Objective
The only possible solution to increase the patients’ fatality rate is lung cancer early-stage detection. Recently, deep learning techniques became the most promising methods in medical image analysis compared with other numerous computer-aided diagnostic techniques. However, deep learning models always get lower performance when the model is overfitting.
Methods
We present a Lung Cancer Data Augmented Ensemble (LCDAE) framework to solve the overfitting and lower performance problems in the lung cancer classification tasks.
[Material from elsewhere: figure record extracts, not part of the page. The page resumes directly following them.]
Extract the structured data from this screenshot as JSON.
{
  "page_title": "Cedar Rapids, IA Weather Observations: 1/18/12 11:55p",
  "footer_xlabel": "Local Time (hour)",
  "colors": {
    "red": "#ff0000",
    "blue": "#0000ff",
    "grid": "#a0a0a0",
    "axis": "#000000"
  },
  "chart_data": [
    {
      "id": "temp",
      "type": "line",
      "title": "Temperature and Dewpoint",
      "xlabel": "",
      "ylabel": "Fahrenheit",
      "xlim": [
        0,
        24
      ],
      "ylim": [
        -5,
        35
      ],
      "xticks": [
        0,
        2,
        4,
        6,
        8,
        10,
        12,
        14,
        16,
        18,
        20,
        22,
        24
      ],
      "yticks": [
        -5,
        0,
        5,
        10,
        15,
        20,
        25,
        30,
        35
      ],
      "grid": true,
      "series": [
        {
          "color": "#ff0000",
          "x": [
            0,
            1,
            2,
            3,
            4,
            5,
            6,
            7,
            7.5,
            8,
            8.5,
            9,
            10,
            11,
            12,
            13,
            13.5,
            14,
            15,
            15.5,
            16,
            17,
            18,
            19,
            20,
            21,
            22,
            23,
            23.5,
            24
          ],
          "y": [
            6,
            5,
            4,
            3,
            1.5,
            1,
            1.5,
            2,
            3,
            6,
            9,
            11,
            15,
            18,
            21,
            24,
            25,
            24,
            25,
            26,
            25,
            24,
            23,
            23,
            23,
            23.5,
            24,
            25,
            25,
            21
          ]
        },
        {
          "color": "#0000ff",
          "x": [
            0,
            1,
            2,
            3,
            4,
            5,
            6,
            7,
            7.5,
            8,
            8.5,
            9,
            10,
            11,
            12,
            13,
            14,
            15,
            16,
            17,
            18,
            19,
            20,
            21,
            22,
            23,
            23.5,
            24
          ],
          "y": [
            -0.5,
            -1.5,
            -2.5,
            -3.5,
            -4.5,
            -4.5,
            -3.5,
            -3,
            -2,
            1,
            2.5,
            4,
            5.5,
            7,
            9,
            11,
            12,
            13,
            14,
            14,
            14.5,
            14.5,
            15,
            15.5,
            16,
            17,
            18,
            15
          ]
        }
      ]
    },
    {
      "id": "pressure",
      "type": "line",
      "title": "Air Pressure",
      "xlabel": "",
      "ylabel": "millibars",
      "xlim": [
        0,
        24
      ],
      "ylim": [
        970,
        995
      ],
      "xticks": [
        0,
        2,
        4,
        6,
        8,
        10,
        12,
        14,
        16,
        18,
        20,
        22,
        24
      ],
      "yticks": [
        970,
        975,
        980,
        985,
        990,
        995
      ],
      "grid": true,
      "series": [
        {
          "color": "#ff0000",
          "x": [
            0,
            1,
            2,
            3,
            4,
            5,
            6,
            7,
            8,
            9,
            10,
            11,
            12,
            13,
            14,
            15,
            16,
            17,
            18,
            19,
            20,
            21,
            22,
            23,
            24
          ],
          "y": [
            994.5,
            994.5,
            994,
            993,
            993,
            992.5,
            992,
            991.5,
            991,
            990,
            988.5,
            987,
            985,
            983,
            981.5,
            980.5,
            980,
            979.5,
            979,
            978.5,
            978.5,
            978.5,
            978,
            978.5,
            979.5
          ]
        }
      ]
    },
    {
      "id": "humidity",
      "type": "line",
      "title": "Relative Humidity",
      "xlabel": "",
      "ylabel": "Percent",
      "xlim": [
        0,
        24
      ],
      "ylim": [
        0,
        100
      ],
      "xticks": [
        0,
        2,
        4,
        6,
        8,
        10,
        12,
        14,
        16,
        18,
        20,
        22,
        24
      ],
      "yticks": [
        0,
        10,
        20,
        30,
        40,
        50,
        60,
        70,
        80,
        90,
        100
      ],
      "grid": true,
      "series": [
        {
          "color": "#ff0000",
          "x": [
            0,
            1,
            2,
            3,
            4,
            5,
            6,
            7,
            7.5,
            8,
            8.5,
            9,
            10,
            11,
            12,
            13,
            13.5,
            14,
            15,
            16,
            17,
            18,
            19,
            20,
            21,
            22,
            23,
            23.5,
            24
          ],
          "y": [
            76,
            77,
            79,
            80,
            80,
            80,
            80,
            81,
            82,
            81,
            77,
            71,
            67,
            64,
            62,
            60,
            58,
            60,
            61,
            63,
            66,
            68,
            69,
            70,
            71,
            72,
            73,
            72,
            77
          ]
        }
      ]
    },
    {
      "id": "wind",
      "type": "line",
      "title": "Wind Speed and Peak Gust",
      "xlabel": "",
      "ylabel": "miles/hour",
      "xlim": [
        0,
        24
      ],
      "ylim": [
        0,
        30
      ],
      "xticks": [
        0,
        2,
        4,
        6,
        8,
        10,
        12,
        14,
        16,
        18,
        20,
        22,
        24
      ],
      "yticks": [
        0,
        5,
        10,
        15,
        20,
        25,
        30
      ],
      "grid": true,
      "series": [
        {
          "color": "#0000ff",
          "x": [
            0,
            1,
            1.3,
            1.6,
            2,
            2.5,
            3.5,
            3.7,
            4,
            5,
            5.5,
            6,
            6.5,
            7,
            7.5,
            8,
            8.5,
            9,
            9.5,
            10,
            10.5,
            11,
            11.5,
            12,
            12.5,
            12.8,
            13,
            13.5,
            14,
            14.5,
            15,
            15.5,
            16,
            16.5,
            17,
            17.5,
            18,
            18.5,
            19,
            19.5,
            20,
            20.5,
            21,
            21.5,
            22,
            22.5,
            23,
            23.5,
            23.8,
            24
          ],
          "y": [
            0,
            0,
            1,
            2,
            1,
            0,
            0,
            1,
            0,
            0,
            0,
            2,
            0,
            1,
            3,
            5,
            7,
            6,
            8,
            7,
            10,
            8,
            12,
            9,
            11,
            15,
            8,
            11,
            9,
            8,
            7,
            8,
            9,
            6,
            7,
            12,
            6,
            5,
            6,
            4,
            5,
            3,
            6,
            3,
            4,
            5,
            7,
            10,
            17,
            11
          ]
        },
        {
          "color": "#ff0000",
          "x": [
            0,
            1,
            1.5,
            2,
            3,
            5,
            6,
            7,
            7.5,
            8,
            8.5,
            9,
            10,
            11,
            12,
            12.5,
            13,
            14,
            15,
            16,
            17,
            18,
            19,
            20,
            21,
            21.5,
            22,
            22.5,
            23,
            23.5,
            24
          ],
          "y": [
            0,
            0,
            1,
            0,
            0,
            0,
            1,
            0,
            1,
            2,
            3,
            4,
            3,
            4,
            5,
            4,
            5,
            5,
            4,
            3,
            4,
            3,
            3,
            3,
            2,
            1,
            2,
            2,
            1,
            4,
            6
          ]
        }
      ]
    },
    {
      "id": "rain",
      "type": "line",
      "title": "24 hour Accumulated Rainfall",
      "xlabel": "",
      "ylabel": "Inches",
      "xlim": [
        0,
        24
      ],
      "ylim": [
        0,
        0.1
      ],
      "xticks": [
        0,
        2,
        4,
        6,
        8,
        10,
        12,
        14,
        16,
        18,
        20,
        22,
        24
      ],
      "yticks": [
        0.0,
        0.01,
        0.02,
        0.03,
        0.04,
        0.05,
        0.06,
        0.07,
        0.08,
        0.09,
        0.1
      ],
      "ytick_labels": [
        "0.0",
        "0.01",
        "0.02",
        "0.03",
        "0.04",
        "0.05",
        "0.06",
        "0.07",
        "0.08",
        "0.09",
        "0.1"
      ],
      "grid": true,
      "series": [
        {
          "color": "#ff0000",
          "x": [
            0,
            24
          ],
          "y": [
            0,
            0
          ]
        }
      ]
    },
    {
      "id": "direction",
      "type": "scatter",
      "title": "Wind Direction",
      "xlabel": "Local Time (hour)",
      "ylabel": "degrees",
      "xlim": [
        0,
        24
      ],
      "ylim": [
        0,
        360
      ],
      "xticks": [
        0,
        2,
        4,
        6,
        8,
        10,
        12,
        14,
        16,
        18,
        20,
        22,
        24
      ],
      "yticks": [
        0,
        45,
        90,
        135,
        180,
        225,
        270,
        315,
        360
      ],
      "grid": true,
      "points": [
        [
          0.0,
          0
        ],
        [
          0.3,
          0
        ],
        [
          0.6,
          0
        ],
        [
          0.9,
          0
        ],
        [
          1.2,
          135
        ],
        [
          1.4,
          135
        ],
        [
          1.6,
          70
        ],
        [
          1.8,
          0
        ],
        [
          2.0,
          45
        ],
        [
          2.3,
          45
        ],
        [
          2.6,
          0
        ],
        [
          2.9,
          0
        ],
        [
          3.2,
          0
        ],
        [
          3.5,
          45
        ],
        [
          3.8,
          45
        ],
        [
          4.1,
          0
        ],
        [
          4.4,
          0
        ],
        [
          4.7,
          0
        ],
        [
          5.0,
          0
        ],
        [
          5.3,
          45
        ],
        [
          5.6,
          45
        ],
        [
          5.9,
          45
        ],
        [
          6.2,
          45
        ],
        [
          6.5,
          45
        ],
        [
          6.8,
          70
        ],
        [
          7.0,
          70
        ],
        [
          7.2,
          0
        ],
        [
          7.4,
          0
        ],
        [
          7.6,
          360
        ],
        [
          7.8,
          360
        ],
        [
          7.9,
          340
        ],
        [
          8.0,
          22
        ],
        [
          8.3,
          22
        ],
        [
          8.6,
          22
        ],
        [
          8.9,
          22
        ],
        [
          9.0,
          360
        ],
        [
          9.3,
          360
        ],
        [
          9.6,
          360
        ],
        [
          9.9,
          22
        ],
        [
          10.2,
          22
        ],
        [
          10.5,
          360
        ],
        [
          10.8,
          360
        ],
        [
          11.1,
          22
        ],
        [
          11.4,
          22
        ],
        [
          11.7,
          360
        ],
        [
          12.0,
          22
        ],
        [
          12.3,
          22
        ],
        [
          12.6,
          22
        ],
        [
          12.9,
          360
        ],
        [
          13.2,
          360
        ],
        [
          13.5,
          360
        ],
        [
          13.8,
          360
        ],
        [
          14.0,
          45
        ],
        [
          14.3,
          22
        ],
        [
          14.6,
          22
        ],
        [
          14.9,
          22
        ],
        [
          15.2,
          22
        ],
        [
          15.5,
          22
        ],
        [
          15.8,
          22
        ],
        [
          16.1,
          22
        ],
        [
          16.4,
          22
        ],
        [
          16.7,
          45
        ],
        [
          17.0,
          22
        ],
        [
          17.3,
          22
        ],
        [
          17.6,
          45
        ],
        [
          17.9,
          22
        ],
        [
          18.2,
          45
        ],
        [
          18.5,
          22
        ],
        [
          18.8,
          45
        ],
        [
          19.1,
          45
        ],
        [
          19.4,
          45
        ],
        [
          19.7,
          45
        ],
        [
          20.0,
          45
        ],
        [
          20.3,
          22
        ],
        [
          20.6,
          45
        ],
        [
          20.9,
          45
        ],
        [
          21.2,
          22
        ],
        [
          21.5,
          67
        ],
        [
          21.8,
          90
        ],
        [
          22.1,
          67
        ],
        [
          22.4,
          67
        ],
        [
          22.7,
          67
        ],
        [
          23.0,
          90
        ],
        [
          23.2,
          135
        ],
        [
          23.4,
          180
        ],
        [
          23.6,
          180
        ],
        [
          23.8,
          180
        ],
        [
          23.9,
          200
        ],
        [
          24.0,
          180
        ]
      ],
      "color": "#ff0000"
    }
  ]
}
The LCDAE has 3 parts: The Lung Cancer Deep Convolutional GAN, which can synthesize images of lung cancer; A Data Augmented Ensemble model (DA-ENM), which ensembled 6 fine-tuned transfer learning models for training, testing, and validating on a lung cancer dataset; The third part is a Hybrid Data Augmentation (HDA) which combines all the data augmentation techniques in the LCDAE.
Results
By comparing with existing state-of-the-art methods, the LCDAE obtains the best accuracy of 99.99%, the precision of 99.99%, and the F1-score of 99.99%.
Conclusion
Our proposed LCDAE can overcome the overfitting issue for the lung cancer classification tasks by applying different data augmentation techniques, our method also has the best performance compared to state-of-the-art approaches.